Advent
Advent
De advent 'Komst' is in het christendom de benaming van de aanloopperiode naar kerst. Met de eerste zondag van de advent begint het liturgisch kerkelijk jaar. De advent begint traditioneel met de zondag die het dichtst bij het feest van de heilige Andreas 30 november; altijd tussen 27 november en 3 december. De Advent omvat vier zondagen waarop naar de geboorte van Jezus wordt uitgezien.
1e Advent: Levavi 'Hoop'
2e Advent: Populus 'Geloof'
3e Advent: Gaudete ‘Vreugde'
4e Advent: Rorate Caeli ‘Vrede'
Sommige tradities hebben ook een vijfde, witte kaars in het midden, de Christuskaars, die op Kerstavond of Kerstmis wordt aangestoken om de geboorte van Jezus te vieren.
De liturgische kleur van de Advent is paars, de kleur van bezinning en bekering, behalve op de derde, ‘blijde’ zondag van de Advent, ‘Gaudete’, wanneer roze wordt gedragen.
De oorsprong van de advent is onbekend.
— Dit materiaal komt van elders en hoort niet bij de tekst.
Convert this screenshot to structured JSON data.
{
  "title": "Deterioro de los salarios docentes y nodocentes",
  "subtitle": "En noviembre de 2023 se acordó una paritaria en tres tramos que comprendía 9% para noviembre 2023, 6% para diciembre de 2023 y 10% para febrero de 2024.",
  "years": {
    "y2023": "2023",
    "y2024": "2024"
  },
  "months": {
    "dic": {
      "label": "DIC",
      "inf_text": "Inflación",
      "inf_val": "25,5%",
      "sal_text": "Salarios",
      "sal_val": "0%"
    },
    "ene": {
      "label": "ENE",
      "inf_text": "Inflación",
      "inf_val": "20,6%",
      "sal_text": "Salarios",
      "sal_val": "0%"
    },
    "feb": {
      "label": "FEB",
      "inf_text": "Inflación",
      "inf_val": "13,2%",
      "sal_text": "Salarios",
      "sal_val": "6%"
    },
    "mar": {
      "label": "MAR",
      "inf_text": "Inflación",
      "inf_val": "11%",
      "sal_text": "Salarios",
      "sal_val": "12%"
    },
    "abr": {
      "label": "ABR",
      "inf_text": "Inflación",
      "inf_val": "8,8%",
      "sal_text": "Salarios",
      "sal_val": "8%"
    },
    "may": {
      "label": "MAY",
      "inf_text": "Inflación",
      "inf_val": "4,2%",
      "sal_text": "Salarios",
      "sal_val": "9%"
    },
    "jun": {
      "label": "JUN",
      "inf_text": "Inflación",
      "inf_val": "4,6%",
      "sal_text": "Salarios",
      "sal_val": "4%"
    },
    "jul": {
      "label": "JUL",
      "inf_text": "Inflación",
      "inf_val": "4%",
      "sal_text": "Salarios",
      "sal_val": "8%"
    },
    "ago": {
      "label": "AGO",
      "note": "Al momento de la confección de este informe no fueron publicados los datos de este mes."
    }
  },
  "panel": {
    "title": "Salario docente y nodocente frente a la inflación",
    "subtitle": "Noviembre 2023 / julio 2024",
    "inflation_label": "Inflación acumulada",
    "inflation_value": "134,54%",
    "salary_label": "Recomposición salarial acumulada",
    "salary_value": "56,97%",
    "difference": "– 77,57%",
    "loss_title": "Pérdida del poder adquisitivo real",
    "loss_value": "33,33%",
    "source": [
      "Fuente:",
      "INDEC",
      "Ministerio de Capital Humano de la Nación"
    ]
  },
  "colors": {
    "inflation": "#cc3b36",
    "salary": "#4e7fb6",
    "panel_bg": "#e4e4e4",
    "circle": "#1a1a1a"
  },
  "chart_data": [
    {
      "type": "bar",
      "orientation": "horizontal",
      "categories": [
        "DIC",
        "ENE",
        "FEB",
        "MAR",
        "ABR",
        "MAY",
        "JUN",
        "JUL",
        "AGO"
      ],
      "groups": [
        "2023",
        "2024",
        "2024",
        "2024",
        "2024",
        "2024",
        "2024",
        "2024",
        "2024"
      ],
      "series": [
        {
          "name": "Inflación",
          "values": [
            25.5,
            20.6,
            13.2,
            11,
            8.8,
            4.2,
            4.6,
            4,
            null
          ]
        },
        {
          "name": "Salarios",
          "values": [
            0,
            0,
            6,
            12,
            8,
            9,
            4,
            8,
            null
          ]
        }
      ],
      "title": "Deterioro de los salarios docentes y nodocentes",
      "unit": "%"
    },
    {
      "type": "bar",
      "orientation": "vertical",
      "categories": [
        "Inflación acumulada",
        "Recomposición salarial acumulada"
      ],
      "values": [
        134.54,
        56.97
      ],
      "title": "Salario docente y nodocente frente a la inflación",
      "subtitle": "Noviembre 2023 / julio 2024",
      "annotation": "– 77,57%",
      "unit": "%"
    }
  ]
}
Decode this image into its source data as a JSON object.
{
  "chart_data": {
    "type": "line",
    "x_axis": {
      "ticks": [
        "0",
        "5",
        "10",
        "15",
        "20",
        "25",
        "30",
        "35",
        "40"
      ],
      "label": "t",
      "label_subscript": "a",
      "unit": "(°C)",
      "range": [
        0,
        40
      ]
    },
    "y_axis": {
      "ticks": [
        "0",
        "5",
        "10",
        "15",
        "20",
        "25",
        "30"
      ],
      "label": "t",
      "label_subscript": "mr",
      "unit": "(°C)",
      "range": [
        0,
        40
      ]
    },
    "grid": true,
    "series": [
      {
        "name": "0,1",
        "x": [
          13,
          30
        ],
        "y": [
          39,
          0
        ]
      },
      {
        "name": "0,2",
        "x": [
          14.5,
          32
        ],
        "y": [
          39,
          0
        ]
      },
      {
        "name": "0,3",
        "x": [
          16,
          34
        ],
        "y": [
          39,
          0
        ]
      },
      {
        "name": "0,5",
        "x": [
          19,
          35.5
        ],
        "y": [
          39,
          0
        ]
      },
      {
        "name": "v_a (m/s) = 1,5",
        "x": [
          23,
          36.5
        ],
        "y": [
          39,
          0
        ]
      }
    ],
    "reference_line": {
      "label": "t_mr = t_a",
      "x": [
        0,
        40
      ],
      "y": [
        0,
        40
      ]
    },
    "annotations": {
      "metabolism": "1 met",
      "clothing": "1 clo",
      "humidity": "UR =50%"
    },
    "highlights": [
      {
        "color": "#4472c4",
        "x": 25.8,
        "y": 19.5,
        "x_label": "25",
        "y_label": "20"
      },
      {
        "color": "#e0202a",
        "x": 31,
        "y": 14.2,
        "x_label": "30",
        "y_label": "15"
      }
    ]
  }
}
De eerste vermelding in literatuur is in het werk van de historicus Gregorius van Tours, 538-594. Oorspronkelijk ging de advent gepaard met een periode van vasten.
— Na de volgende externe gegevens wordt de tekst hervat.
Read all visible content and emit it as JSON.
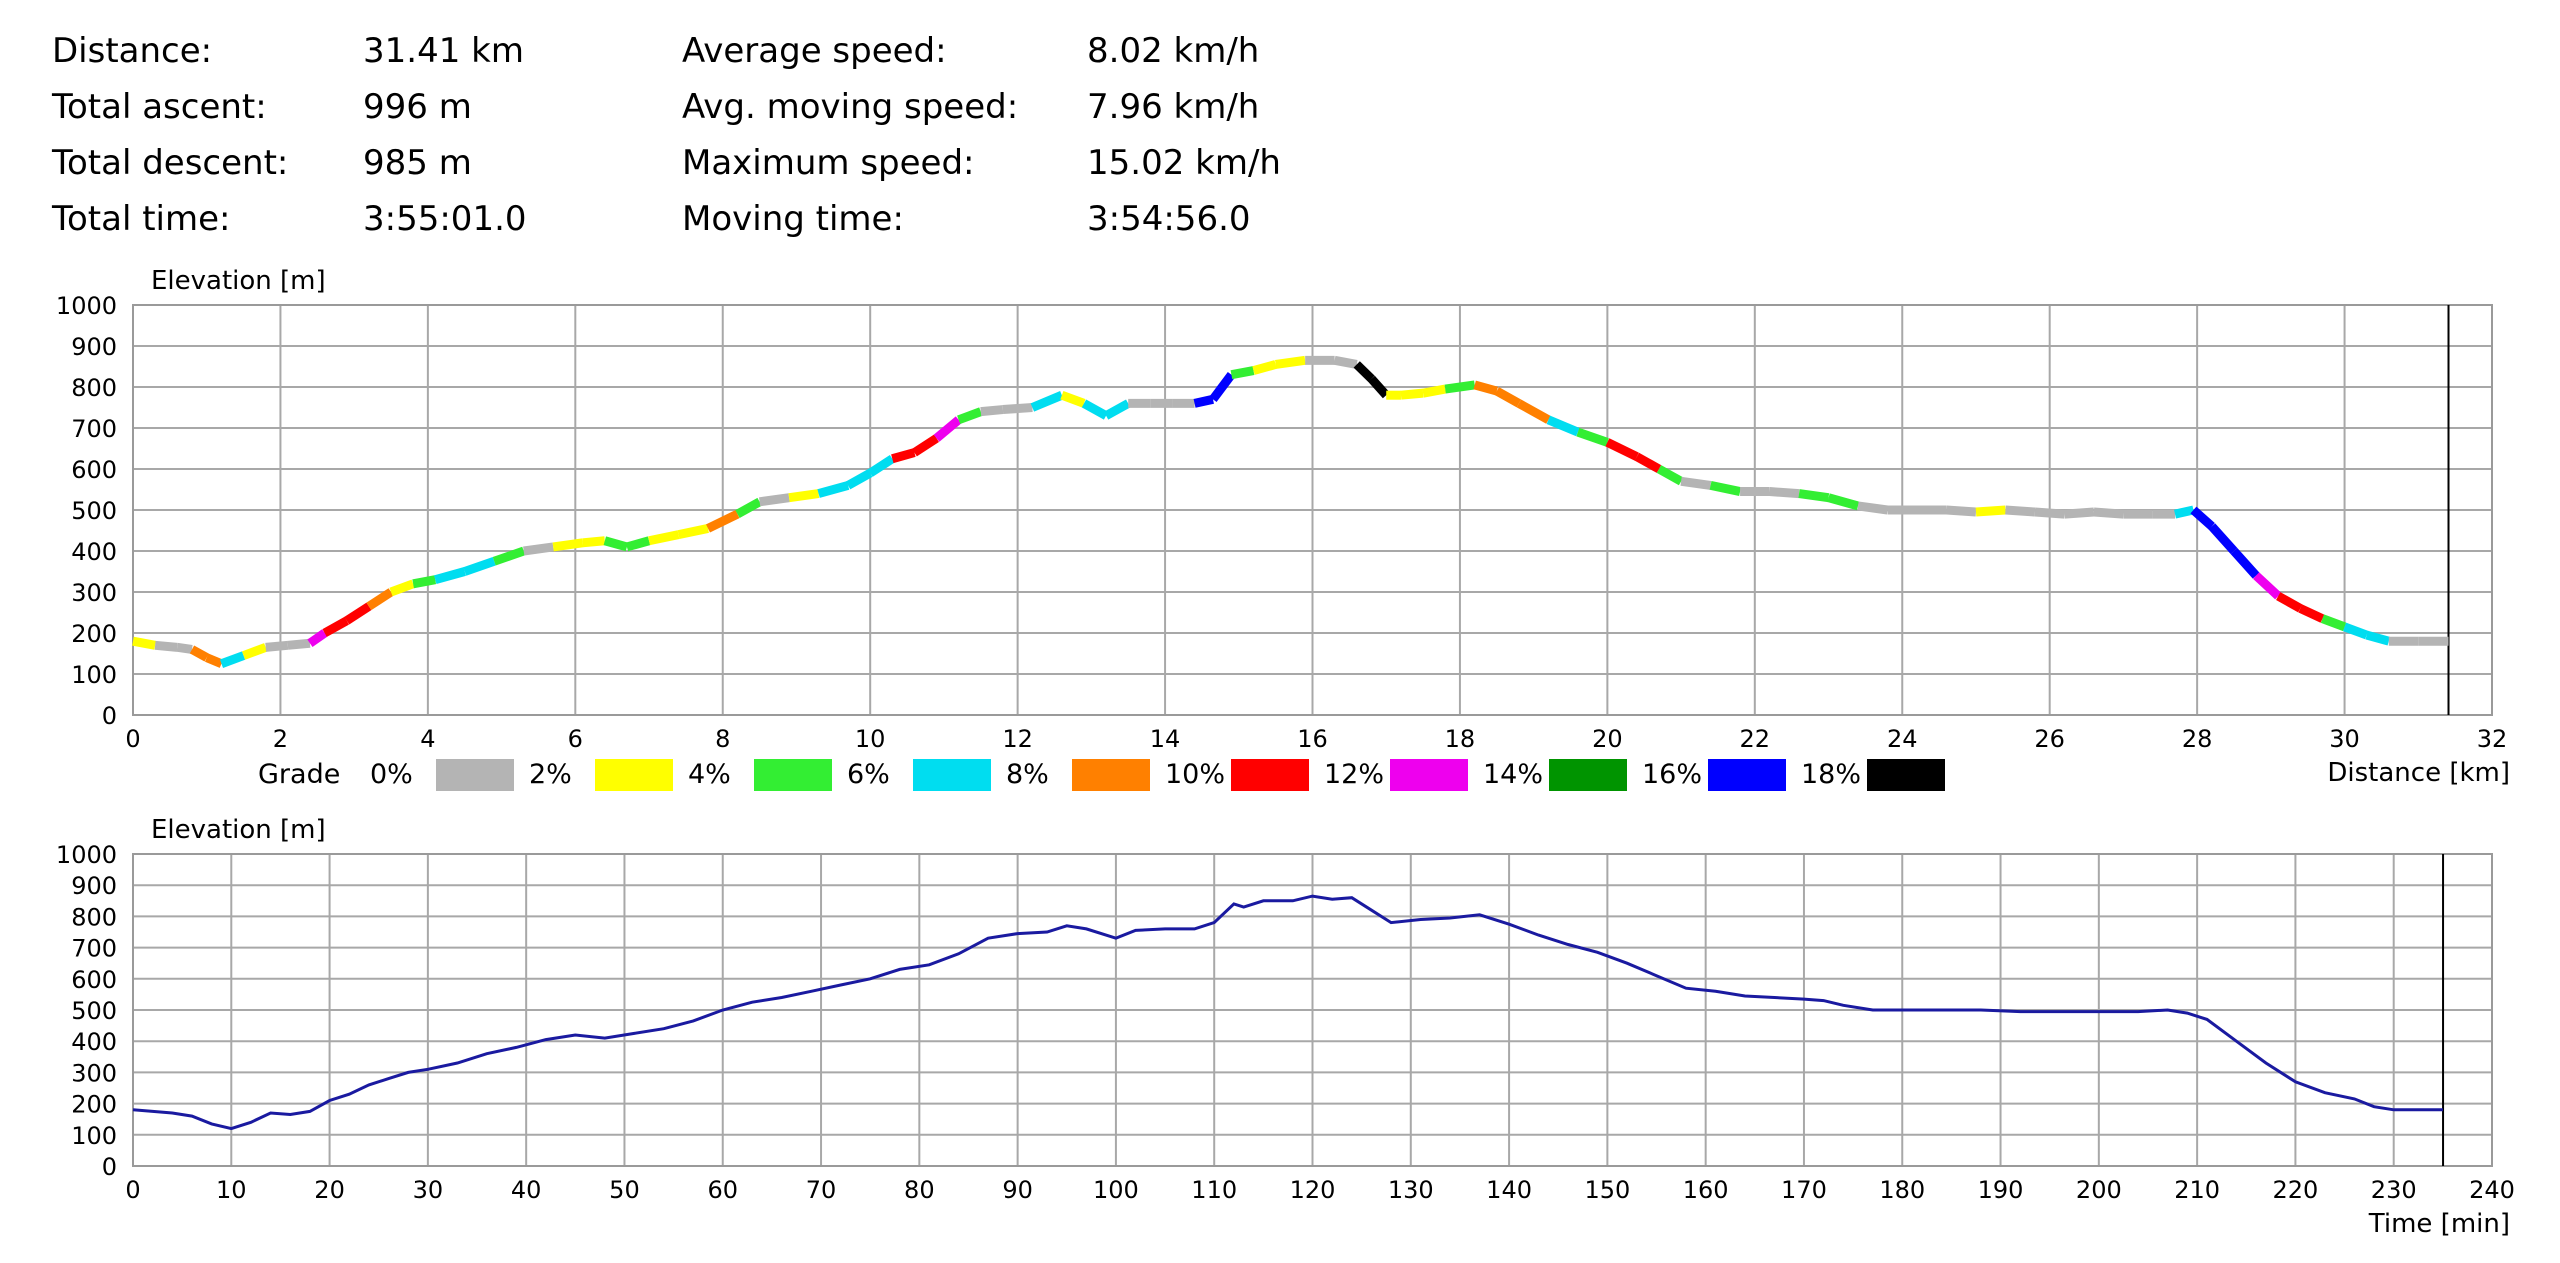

Bijbelse personen als de profeet Jesaja, Johannes de Doper en Maria begeleiden de christenen op weg naar Kerstmis.
Advent een tijd van vasten en boetedoening, vergelijkbaar met de vastentijd voor Pasen. In de loop der eeuwen is het karakter van Advent veranderd en is het meer een tijd van verwachting en vreugde geworden. Oorsprong Advent.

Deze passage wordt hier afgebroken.